Second, we see a hypocritical, selective application of the standards of International Law. Israel was created in flagrant violation of the UN Charter, which had already been in existence for nearly three years by then. Article 2(4) of the UN Charter outlaws any and all forms of the use of force or the threat of use of force against the sovereignty of a state. Since 1948, Israel’s occupation of Palestine has received a free pass in international relations, without condemnation or prohibition. However, in the face of the Hamas’ attacks, every state has been quick to affirm or agree with or claim to understand Israel’s “right to self-defence” under International Law. Funnily, Article 51 of the UN Charter, which protects this right, is the only exception to Article 2(4). Israel, however, has the intriguing freedom to both violate Article 2(4) and claim the benefit of the only exception to it. The two-state solution that several world powers call for does not account for Palestinian agency and excludes any justice for the people of Palestine altogether.

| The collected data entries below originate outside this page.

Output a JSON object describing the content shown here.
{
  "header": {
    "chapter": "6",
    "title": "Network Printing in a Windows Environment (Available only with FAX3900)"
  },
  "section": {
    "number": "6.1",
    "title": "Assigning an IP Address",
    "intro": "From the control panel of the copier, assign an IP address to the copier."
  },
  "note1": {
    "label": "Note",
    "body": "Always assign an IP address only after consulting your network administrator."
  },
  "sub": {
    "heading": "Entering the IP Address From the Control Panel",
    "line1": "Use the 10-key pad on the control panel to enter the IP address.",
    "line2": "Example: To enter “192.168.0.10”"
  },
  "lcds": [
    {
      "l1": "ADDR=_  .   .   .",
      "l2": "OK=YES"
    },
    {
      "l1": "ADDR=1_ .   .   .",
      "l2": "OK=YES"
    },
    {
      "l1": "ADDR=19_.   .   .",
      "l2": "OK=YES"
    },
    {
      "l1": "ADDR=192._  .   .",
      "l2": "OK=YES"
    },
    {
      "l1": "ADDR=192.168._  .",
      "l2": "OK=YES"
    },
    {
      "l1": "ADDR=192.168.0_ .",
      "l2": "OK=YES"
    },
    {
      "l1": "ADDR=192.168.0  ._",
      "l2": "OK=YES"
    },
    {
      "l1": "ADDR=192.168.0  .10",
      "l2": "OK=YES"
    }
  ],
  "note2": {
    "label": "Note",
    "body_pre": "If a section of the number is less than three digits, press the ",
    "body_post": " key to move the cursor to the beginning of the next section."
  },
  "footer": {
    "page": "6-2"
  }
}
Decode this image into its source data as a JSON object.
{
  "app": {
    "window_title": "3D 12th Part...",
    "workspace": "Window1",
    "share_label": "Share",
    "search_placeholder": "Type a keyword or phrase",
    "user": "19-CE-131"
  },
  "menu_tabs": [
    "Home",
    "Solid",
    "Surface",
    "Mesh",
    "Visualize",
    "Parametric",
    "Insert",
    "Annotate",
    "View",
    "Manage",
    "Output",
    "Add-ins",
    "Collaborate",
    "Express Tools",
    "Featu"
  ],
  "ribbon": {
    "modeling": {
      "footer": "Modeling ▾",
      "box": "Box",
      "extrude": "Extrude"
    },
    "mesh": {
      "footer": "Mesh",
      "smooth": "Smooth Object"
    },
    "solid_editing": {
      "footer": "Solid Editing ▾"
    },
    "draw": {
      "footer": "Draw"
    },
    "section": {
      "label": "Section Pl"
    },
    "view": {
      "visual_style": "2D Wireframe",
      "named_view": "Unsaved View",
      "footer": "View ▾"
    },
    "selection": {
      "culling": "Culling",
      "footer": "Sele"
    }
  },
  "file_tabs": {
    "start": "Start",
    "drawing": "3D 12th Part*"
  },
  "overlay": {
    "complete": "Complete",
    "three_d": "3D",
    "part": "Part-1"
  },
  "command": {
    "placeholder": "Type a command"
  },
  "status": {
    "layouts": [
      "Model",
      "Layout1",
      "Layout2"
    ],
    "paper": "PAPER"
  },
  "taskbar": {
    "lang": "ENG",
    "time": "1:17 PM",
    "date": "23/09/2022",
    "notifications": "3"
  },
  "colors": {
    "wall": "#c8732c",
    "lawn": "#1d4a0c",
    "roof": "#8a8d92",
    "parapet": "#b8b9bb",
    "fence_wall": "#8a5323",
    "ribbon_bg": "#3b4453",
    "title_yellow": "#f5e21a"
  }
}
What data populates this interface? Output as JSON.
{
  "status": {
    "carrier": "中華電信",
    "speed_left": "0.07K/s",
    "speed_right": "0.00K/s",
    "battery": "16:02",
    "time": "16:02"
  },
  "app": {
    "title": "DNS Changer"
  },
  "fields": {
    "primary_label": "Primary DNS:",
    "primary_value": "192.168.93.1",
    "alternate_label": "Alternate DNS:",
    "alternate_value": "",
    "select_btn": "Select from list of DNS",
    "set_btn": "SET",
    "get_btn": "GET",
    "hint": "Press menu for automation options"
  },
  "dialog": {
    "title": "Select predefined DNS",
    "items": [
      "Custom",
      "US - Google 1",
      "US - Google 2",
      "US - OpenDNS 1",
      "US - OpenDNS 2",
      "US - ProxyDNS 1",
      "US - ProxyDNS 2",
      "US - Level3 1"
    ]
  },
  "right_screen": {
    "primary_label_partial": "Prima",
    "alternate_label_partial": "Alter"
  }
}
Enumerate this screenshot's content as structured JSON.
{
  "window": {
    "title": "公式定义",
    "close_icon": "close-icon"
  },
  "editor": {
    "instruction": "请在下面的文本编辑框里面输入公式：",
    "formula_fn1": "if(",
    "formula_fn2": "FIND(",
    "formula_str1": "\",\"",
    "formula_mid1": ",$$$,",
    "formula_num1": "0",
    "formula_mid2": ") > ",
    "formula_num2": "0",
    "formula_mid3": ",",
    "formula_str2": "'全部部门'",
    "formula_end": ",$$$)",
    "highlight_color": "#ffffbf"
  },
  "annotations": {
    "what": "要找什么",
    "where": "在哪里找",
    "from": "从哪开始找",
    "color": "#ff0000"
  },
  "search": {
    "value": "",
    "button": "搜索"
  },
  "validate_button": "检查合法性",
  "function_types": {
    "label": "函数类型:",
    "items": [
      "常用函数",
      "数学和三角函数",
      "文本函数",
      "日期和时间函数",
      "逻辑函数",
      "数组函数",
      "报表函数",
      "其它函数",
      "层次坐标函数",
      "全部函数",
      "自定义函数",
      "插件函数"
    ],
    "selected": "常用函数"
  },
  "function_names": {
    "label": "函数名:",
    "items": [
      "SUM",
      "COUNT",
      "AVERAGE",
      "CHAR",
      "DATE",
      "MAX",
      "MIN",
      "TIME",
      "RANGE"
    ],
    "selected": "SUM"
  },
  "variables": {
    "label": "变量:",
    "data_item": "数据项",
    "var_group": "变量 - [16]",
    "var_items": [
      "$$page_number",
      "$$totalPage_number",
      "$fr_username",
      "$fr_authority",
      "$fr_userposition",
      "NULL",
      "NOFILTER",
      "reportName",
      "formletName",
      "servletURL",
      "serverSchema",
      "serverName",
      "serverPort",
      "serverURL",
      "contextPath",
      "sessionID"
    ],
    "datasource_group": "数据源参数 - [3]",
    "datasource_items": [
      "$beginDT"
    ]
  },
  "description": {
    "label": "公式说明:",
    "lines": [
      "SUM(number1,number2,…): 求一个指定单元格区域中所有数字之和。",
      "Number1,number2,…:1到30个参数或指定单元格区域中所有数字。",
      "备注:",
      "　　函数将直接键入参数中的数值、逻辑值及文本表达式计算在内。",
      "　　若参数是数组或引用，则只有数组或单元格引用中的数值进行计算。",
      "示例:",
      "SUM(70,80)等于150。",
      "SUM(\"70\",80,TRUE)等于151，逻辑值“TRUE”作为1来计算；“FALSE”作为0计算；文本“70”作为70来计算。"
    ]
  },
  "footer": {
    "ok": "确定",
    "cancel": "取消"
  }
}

Finally, we see a re-entrenchment of colonial dynamics by providing “aid” – which is inherently colonial and does nothing to close the widening chasm between wealthy and economically disadvantaged states. Aid is inherently aimed at furthering the colonial project through political subjugation that carefully engineers action and voices on ground into silence. In the words of Soheira Saad of the Rawa fund, aid of all kinds has inflicted harm, destroyed the infrastructure of the Palestinian liberation movement, and has depoliticized the struggle. This script has been run over and over. When overt violence in the form of aerial bombing and genocide takes a break, colonial aid carries out the same work silently.
States with feminist foreign policies have neither prioritized nor adopted a feminist worldview to engage with The Palestine Question: The systemic, structural, and colonial underpinnings have neither been examined, nor the positionality of each state in enabling it been centred.
By actively endorsing Israel’s “right to self-defence” and choosing not to question the brutal genocide and ethnic erasure underway in Gaza and the West Bank, it doesn’t take a rocket scientist to see the derisive mockery of Feminist Foreign Policy among the likes of Canada, France, the Netherlands, and Germany. Evidently, the colonial project, as Raghu Karnad noted, is well and alive. No surprise that Israel is a member of the Feminist Foreign Policy Plus Group at the UN, and no surprise that western civil society calling for feminist foreign policies is not asking to question the colonial underpinnings of the Palestine question.
Spain, Colombia, and Scotland have definitely shifted out of the template by holding Israel to account, calling for an investigation of war crimes, and supporting the rights of refugees. However, this is too little, too late. The Palestinian question did not emerge from the events of October 2023. They go back to the inception, and no one is interrogating it from the root up.